A block of pixels can also be interpreted as a matrix. Now let Bx, y ∈ Nn × n pixel block of the current frame with the horizontal offset n ⋅ x and the vertical offset n ⋅ y. The matrix elements Bi, j are the pixel at the position (s ⋅ x i, y n ⋅ j), Pi, j corresponding to the pixels in the previous frame. In order to find the displacement vector is compared Bx, y with the vector (u, v) shifted image in the previous frame. An indicator of the difference you, v between pixel block and framing is the sum of squared differences ( Sum of Squared Differences, SSD):

Other indicators could be, for example, the sum of absolute differences ( Sum of Absolute Differences, SAD) or the cross-correlation. Man you calculated v for all shifts within a specified proximity of Bx, y and selects the vector ( u, v) as the displacement vector in which you, v ≤ dmax and is the minimum of all differences. If, dmax = 0, then the original data stream is fully reconstructed in a dmax > 0, the motion is no longer compressed lossless Compensation.

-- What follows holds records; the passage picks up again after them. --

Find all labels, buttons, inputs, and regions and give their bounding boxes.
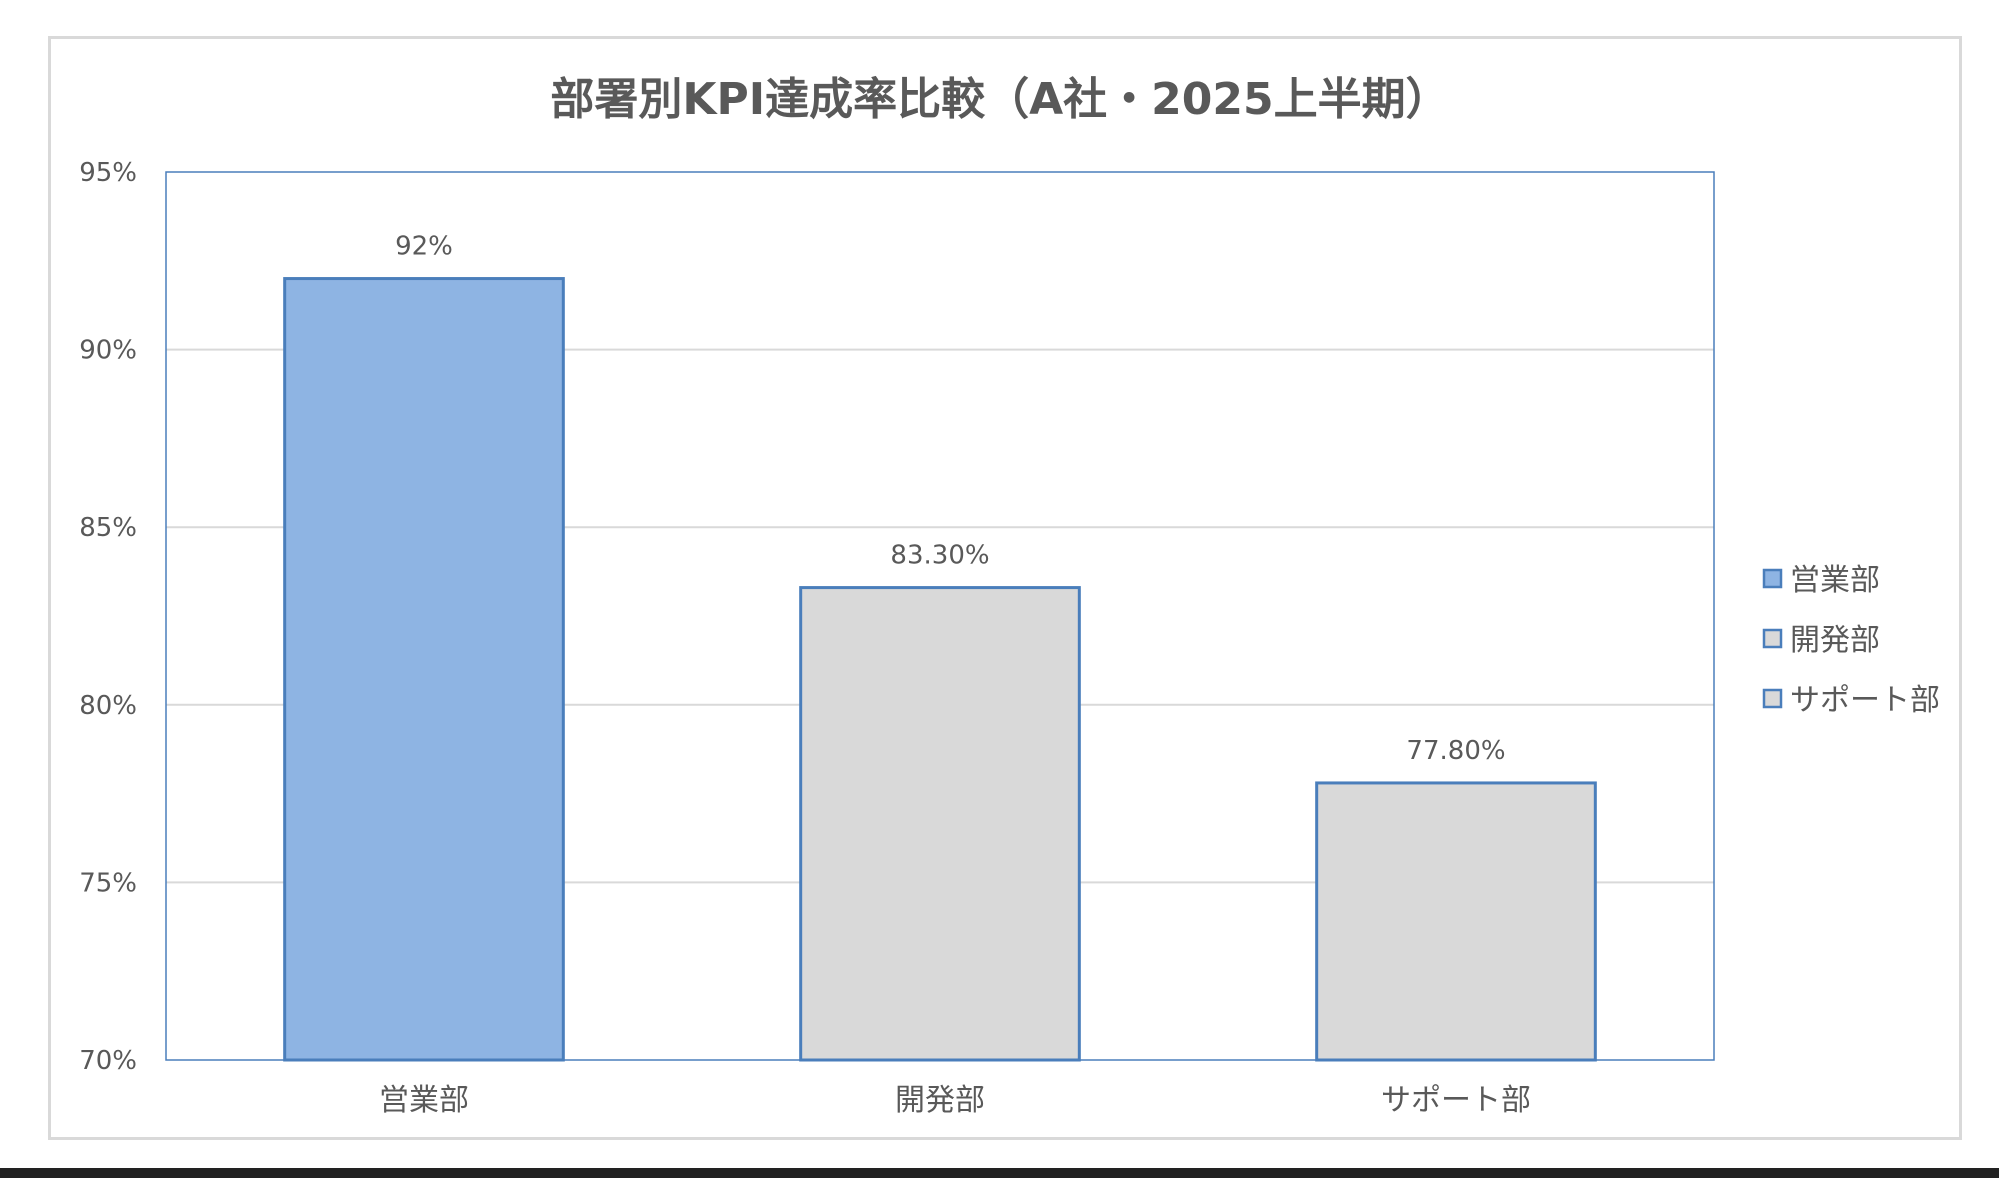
y-tick-label: 75% (79, 868, 137, 898)
legend-swatch (1762, 688, 1783, 709)
y-tick-label: 95% (79, 158, 137, 188)
bar (799, 586, 1081, 1062)
bottom-edge (0, 1168, 1999, 1178)
bar (1315, 781, 1597, 1062)
data-labels: 92% 83.30% 77.80% (395, 232, 1505, 766)
x-axis-labels: 営業部 開発部 サポート部 (379, 1083, 1531, 1118)
legend-label: 開発部 (1790, 623, 1880, 658)
x-tick-label: 営業部 (379, 1083, 469, 1118)
x-tick-label: 開発部 (895, 1083, 985, 1118)
y-tick-label: 85% (79, 513, 137, 543)
y-tick-label: 90% (79, 336, 137, 366)
y-axis-ticks: 70% 75% 80% 85% 90% 95% (79, 158, 137, 1076)
bar (283, 277, 565, 1062)
legend-swatch (1762, 628, 1783, 649)
data-label: 77.80% (1406, 736, 1505, 766)
y-tick-label: 80% (79, 691, 137, 721)
legend-swatch (1762, 568, 1783, 589)
chart-title: 部署別KPI達成率比較（A社・2025上半期） (550, 74, 1449, 125)
data-label: 83.30% (890, 541, 989, 571)
legend-label: サポート部 (1790, 683, 1940, 718)
legend-label: 営業部 (1790, 563, 1880, 598)
data-label: 92% (395, 232, 453, 262)
bars (283, 277, 1597, 1062)
x-tick-label: サポート部 (1381, 1083, 1531, 1118)
plot-area-border (165, 171, 1715, 1061)
y-tick-label: 70% (79, 1046, 137, 1076)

An improvement of the BMC algorithm can be achieved by addition to the previous and the subsequent frame is used to determine the displacement vector. Meanwhile, motion compensation algorithms to further Motion Prediction were developed based on the block, which provide in some cases significantly better results. Firstly, here is the Variable Block-Size Motion Compensation Overlapped Block Motion and called on the other hand Compensation.

Quarter Pixel Motion Compensation

Quarter Pixel Motion Compensation (often only briefly, QPel, quarter pixel or Q- Pel called ) is compensation with motion vectors of the accuracy of a quarter pixel in digital video encoding motion. Qpel is a better prediction of movements and thus produces better image quality and small file sizes.

Quarter Pixel Motion Compensation is part of the MPEG-4 ASP (optional) and AVC standard ( mandatory ) and is often used in conjunction with Global Motion Compensation (only ASP ) was used.

Global Motion Compensation (GMC )

Global Motion Compensation (GMC ) is used for digital video coding, particularly MPEG-4 ( for example Xvid). In contrast to block-based motion compensation motion between two frames is described with a global affine transformation. This also movements that go beyond the mere shifting, like rotations or distortions can be described. GMC's aim is a better encoding quality for fast-moving scenes, such as explosions. The use of GMC results in better image quality and smaller file size, but which is associated with a higher coding effort. GMC is a relatively new process that is not yet supported by all players and thus can lead to problems.